⚖️📱💻 STI Transmission as Domestic Violence + Heavy Use of Mobile & Digital Evidence
NOTE: All names and identities are fictitious and have been changed to protect the parties' identities.
The NY Supreme Court’s decision in AM v. PM is not just a domestic‑violence ruling—it is a forensic‑driven equitable‑distribution case with major implications for matrimonial attorneys, DV practitioners, and digital‑forensics experts.
At issue: Does the reckless transmission of an STI constitute domestic violence under DRL §236(B)?
The court held: Yes. Absolutely. And it awarded the wife 100% of the marital estate.
But the path to that conclusion was paved by digital forensics.
🔎 Why This Case Matters to Legal & Forensic Practitioners
1. Digital Evidence Drove Credibility Findings
Mobile‑device analysis played a critical role in corroborating the wife’s testimony. Forensic artifacts included:
• Authenticated text threats (“I will kill you on sight,” “I’m going to kill us”)
• Metadata confirming timestamps and device origin
• Call logs and location history supporting the timeline of violent incidents
• Financial‑forensic analysis showing cash withdrawals consistent with drug use and weapons purchases
• Medical communications/data confirming STI diagnoses and procedure dates
The husband offered no rebuttal forensic evidence, weakening his credibility substantially.
🔎 2. Digital Preservation Failures Hurt the Husband
The husband failed to:
• Preserve financial records
• Provide phone records
• Produce a Statement of Net Worth
• Comply with discovery orders
This allowed the court to lean heavily on the wife’s digital evidence and testimony, and the husband was precluded from presenting defenses tied to missing documents.
For attorneys:
⚠️ This is a clear reminder that non‑compliance + absent digital records = evidentiary death sentence.
🔎 3. STI Transmission Treated as Domestic Violence—with Forensic Proof
The court found the husband recklessly transmitted HSV‑1, HSV‑2, and HPV.
Evidence included:
• Medical documentation
• Testimony supported by date‑stamped communications
• Absence of any contradictory forensic or medical evidence from the husband
The court analogized to reckless endangerment under NY Penal Law, emphasizing foreseeability and gross deviation from reasonable marital conduct.

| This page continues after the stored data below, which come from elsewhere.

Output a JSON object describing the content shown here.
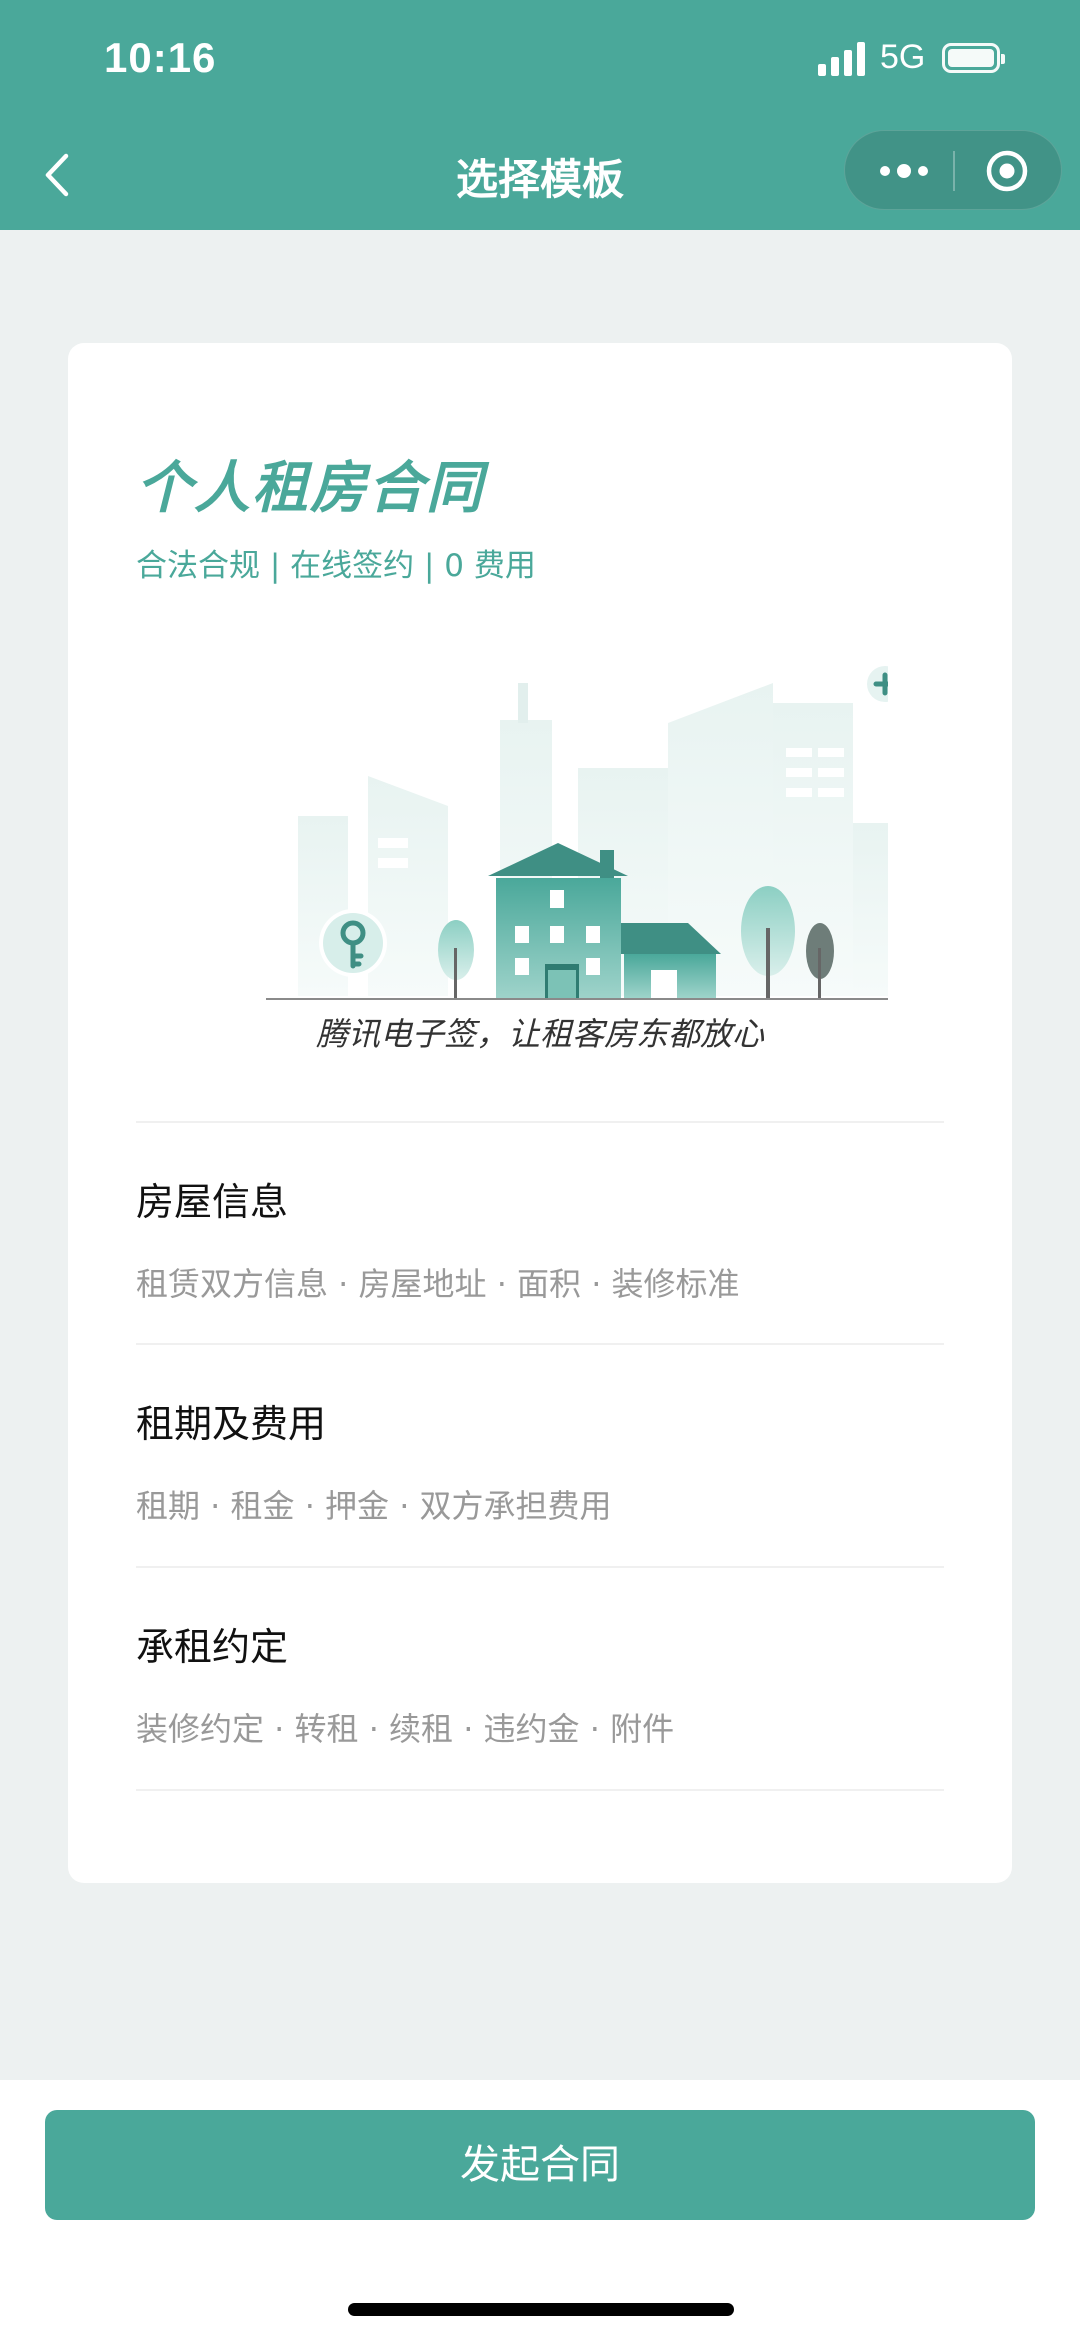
{
  "status_bar": {
    "time": "10:16",
    "network": "5G",
    "icons": [
      "signal-icon",
      "battery-icon"
    ]
  },
  "nav": {
    "title": "选择模板",
    "icons": [
      "back-icon",
      "more-icon",
      "target-icon"
    ]
  },
  "template": {
    "title": "个人租房合同",
    "subtitle": "合法合规 | 在线签约 | 0 费用",
    "slogan": "腾讯电子签，让租客房东都放心",
    "sections": [
      {
        "title": "房屋信息",
        "desc": "租赁双方信息 · 房屋地址 · 面积 · 装修标准"
      },
      {
        "title": "租期及费用",
        "desc": "租期 · 租金 · 押金 · 双方承担费用"
      },
      {
        "title": "承租约定",
        "desc": "装修约定 · 转租 · 续租 · 违约金 · 附件"
      }
    ]
  },
  "action": {
    "start_contract_label": "发起合同"
  },
  "colors": {
    "brand": "#4aa89a",
    "page_background": "#edf1f1",
    "card_background": "#ffffff",
    "muted_text": "#999999"
  }
}
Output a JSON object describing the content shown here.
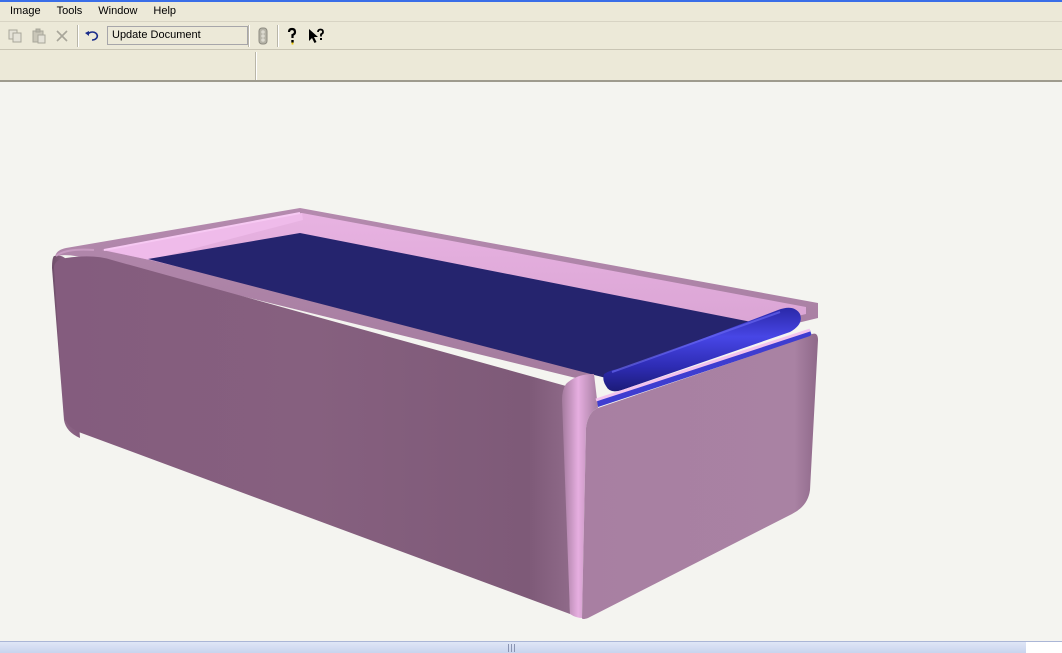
{
  "menubar": {
    "items": [
      {
        "label": "Image"
      },
      {
        "label": "Tools"
      },
      {
        "label": "Window"
      },
      {
        "label": "Help"
      }
    ]
  },
  "toolbar": {
    "icons": [
      "copy-icon",
      "paste-icon",
      "delete-icon",
      "undo-icon",
      "traffic-light-icon",
      "help-icon",
      "context-help-icon"
    ],
    "update_field_value": "Update Document"
  },
  "viewport": {
    "model": "rounded-rectangular-tray",
    "colors": {
      "tray": "#a87fa2",
      "tray_light": "#e2a9dc",
      "insert": "#25246e",
      "insert_edge": "#3e3dd0",
      "background": "#f4f4f0"
    }
  }
}
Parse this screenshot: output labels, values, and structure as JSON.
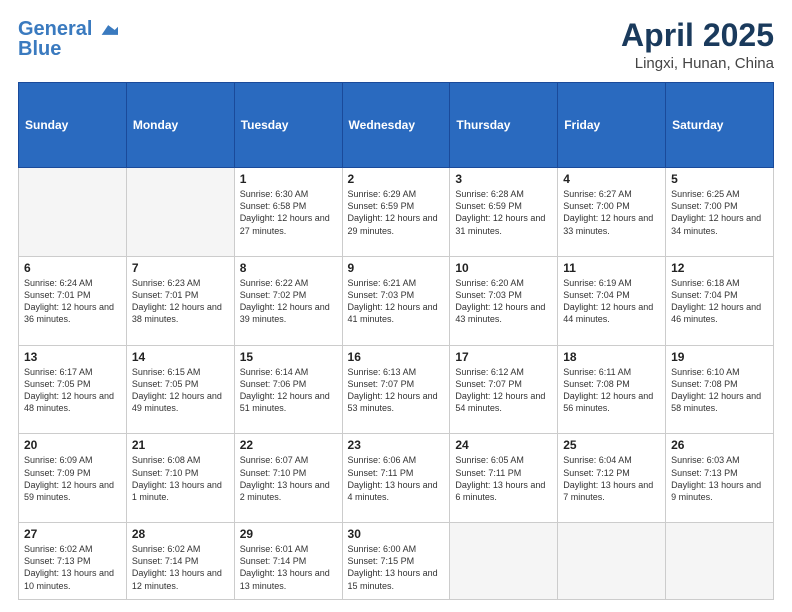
{
  "logo": {
    "line1": "General",
    "line2": "Blue"
  },
  "title": {
    "month": "April 2025",
    "location": "Lingxi, Hunan, China"
  },
  "headers": [
    "Sunday",
    "Monday",
    "Tuesday",
    "Wednesday",
    "Thursday",
    "Friday",
    "Saturday"
  ],
  "weeks": [
    [
      {
        "day": "",
        "info": ""
      },
      {
        "day": "",
        "info": ""
      },
      {
        "day": "1",
        "info": "Sunrise: 6:30 AM\nSunset: 6:58 PM\nDaylight: 12 hours and 27 minutes."
      },
      {
        "day": "2",
        "info": "Sunrise: 6:29 AM\nSunset: 6:59 PM\nDaylight: 12 hours and 29 minutes."
      },
      {
        "day": "3",
        "info": "Sunrise: 6:28 AM\nSunset: 6:59 PM\nDaylight: 12 hours and 31 minutes."
      },
      {
        "day": "4",
        "info": "Sunrise: 6:27 AM\nSunset: 7:00 PM\nDaylight: 12 hours and 33 minutes."
      },
      {
        "day": "5",
        "info": "Sunrise: 6:25 AM\nSunset: 7:00 PM\nDaylight: 12 hours and 34 minutes."
      }
    ],
    [
      {
        "day": "6",
        "info": "Sunrise: 6:24 AM\nSunset: 7:01 PM\nDaylight: 12 hours and 36 minutes."
      },
      {
        "day": "7",
        "info": "Sunrise: 6:23 AM\nSunset: 7:01 PM\nDaylight: 12 hours and 38 minutes."
      },
      {
        "day": "8",
        "info": "Sunrise: 6:22 AM\nSunset: 7:02 PM\nDaylight: 12 hours and 39 minutes."
      },
      {
        "day": "9",
        "info": "Sunrise: 6:21 AM\nSunset: 7:03 PM\nDaylight: 12 hours and 41 minutes."
      },
      {
        "day": "10",
        "info": "Sunrise: 6:20 AM\nSunset: 7:03 PM\nDaylight: 12 hours and 43 minutes."
      },
      {
        "day": "11",
        "info": "Sunrise: 6:19 AM\nSunset: 7:04 PM\nDaylight: 12 hours and 44 minutes."
      },
      {
        "day": "12",
        "info": "Sunrise: 6:18 AM\nSunset: 7:04 PM\nDaylight: 12 hours and 46 minutes."
      }
    ],
    [
      {
        "day": "13",
        "info": "Sunrise: 6:17 AM\nSunset: 7:05 PM\nDaylight: 12 hours and 48 minutes."
      },
      {
        "day": "14",
        "info": "Sunrise: 6:15 AM\nSunset: 7:05 PM\nDaylight: 12 hours and 49 minutes."
      },
      {
        "day": "15",
        "info": "Sunrise: 6:14 AM\nSunset: 7:06 PM\nDaylight: 12 hours and 51 minutes."
      },
      {
        "day": "16",
        "info": "Sunrise: 6:13 AM\nSunset: 7:07 PM\nDaylight: 12 hours and 53 minutes."
      },
      {
        "day": "17",
        "info": "Sunrise: 6:12 AM\nSunset: 7:07 PM\nDaylight: 12 hours and 54 minutes."
      },
      {
        "day": "18",
        "info": "Sunrise: 6:11 AM\nSunset: 7:08 PM\nDaylight: 12 hours and 56 minutes."
      },
      {
        "day": "19",
        "info": "Sunrise: 6:10 AM\nSunset: 7:08 PM\nDaylight: 12 hours and 58 minutes."
      }
    ],
    [
      {
        "day": "20",
        "info": "Sunrise: 6:09 AM\nSunset: 7:09 PM\nDaylight: 12 hours and 59 minutes."
      },
      {
        "day": "21",
        "info": "Sunrise: 6:08 AM\nSunset: 7:10 PM\nDaylight: 13 hours and 1 minute."
      },
      {
        "day": "22",
        "info": "Sunrise: 6:07 AM\nSunset: 7:10 PM\nDaylight: 13 hours and 2 minutes."
      },
      {
        "day": "23",
        "info": "Sunrise: 6:06 AM\nSunset: 7:11 PM\nDaylight: 13 hours and 4 minutes."
      },
      {
        "day": "24",
        "info": "Sunrise: 6:05 AM\nSunset: 7:11 PM\nDaylight: 13 hours and 6 minutes."
      },
      {
        "day": "25",
        "info": "Sunrise: 6:04 AM\nSunset: 7:12 PM\nDaylight: 13 hours and 7 minutes."
      },
      {
        "day": "26",
        "info": "Sunrise: 6:03 AM\nSunset: 7:13 PM\nDaylight: 13 hours and 9 minutes."
      }
    ],
    [
      {
        "day": "27",
        "info": "Sunrise: 6:02 AM\nSunset: 7:13 PM\nDaylight: 13 hours and 10 minutes."
      },
      {
        "day": "28",
        "info": "Sunrise: 6:02 AM\nSunset: 7:14 PM\nDaylight: 13 hours and 12 minutes."
      },
      {
        "day": "29",
        "info": "Sunrise: 6:01 AM\nSunset: 7:14 PM\nDaylight: 13 hours and 13 minutes."
      },
      {
        "day": "30",
        "info": "Sunrise: 6:00 AM\nSunset: 7:15 PM\nDaylight: 13 hours and 15 minutes."
      },
      {
        "day": "",
        "info": ""
      },
      {
        "day": "",
        "info": ""
      },
      {
        "day": "",
        "info": ""
      }
    ]
  ]
}
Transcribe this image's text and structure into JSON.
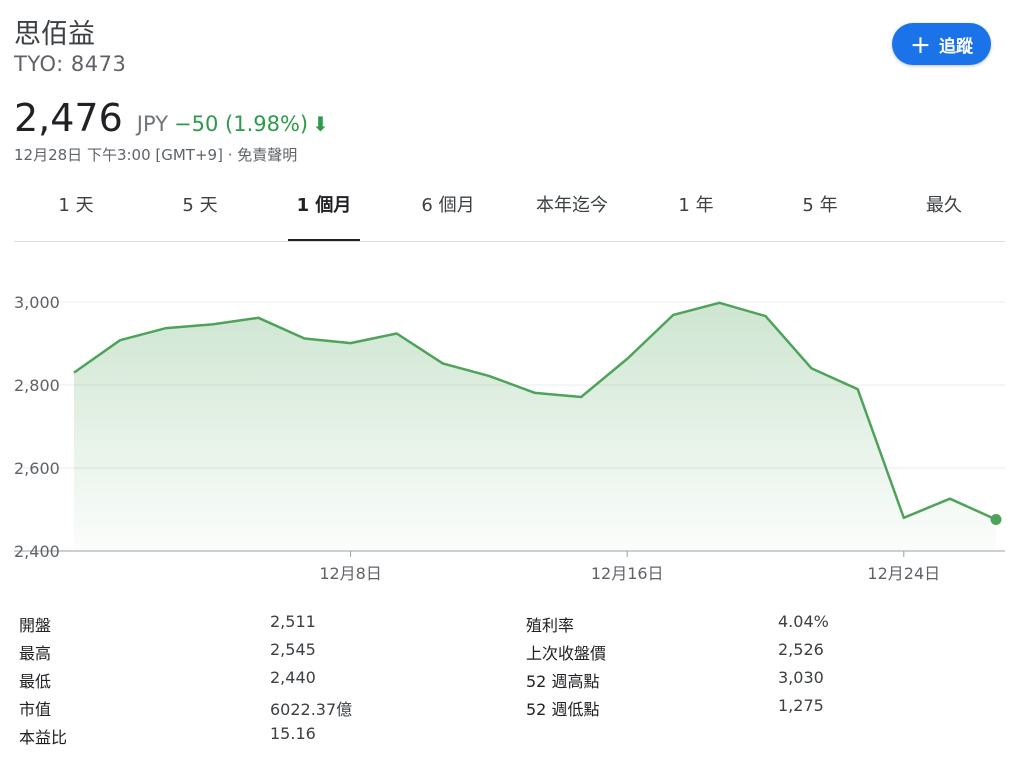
{
  "header": {
    "company_name": "思佰益",
    "ticker": "TYO: 8473",
    "follow_label": "追蹤",
    "price": "2,476",
    "currency": "JPY",
    "change": "−50 (1.98%)",
    "timestamp": "12月28日 下午3:00 [GMT+9] · ",
    "disclaimer": "免責聲明",
    "change_color": "#2e9a4b"
  },
  "tabs": [
    "1 天",
    "5 天",
    "1 個月",
    "6 個月",
    "本年迄今",
    "1 年",
    "5 年",
    "最久"
  ],
  "active_tab": "1 個月",
  "chart_data": {
    "type": "area",
    "title": "",
    "xlabel": "",
    "ylabel": "",
    "x": [
      "11/30",
      "12/1",
      "12/2",
      "12/3",
      "12/4",
      "12/7",
      "12/8",
      "12/9",
      "12/10",
      "12/11",
      "12/14",
      "12/15",
      "12/16",
      "12/17",
      "12/18",
      "12/21",
      "12/22",
      "12/23",
      "12/24",
      "12/25",
      "12/28"
    ],
    "values": [
      2830,
      2908,
      2937,
      2946,
      2962,
      2912,
      2901,
      2924,
      2852,
      2822,
      2781,
      2771,
      2863,
      2969,
      2998,
      2966,
      2840,
      2790,
      2480,
      2526,
      2476
    ],
    "y_ticks": [
      "3,000",
      "2,800",
      "2,600",
      "2,400"
    ],
    "ylim": [
      2400,
      3000
    ],
    "x_tick_labels": [
      "12月8日",
      "12月16日",
      "12月24日"
    ],
    "grid": true,
    "line_color": "#4ea35a"
  },
  "stats": {
    "left": [
      {
        "label": "開盤",
        "value": "2,511"
      },
      {
        "label": "最高",
        "value": "2,545"
      },
      {
        "label": "最低",
        "value": "2,440"
      },
      {
        "label": "市值",
        "value": "6022.37億"
      },
      {
        "label": "本益比",
        "value": "15.16"
      }
    ],
    "right": [
      {
        "label": "殖利率",
        "value": "4.04%"
      },
      {
        "label": "上次收盤價",
        "value": "2,526"
      },
      {
        "label": "52 週高點",
        "value": "3,030"
      },
      {
        "label": "52 週低點",
        "value": "1,275"
      }
    ]
  }
}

🔎 4. Equitable Distribution: 100% to the Wife
This is rare, but justified. Domestic violence was analyzed under DRL §236(B)(5)(d)(14) and supported by:
• Digital proof of threats and coercive control
• Forensic corroboration of financial waste
• Hospital incident records
• STI‑related medical impact
The husband received no share of:
🏠 Residence proceeds
💰 Bank accounts
📈 Retirement assets
🚗 Vehicles
And was ordered to pay retroactive child support and secure it via life insurance.
🔎 5. Practical Lessons for Attorneys & Forensic Specialists
💡 Mobile forensics is no longer optional in DV and matrimonial cases.
💡 Digital threats carry significant evidentiary weight in equitable distribution.
💡 Forensic financial analysis can establish dissipation, coercion, and abuse patterns.
💡 Courts will credit coherent digital narratives when one party fails to preserve or produce records.
💡 STI transmission cases may increasingly use medical metadata, device logs, and comms history to establish recklessness or intent.
🧩 Bottom Line
For legal and forensic practitioners, AM v. PM is a modern template for:
✔️ Integrating digital evidence into DV litigation
✔️ Using forensic artifacts to shape equitable distribution outcomes
✔️ Demonstrating recklessness through a combination of medical and communications forensics
✔️ Understanding how courts weigh behavioral, digital, and medical evidence holistically
This case underscores a new reality:
Domestic‑violence findings—and financial outcomes—now often rise or fall on digital forensics.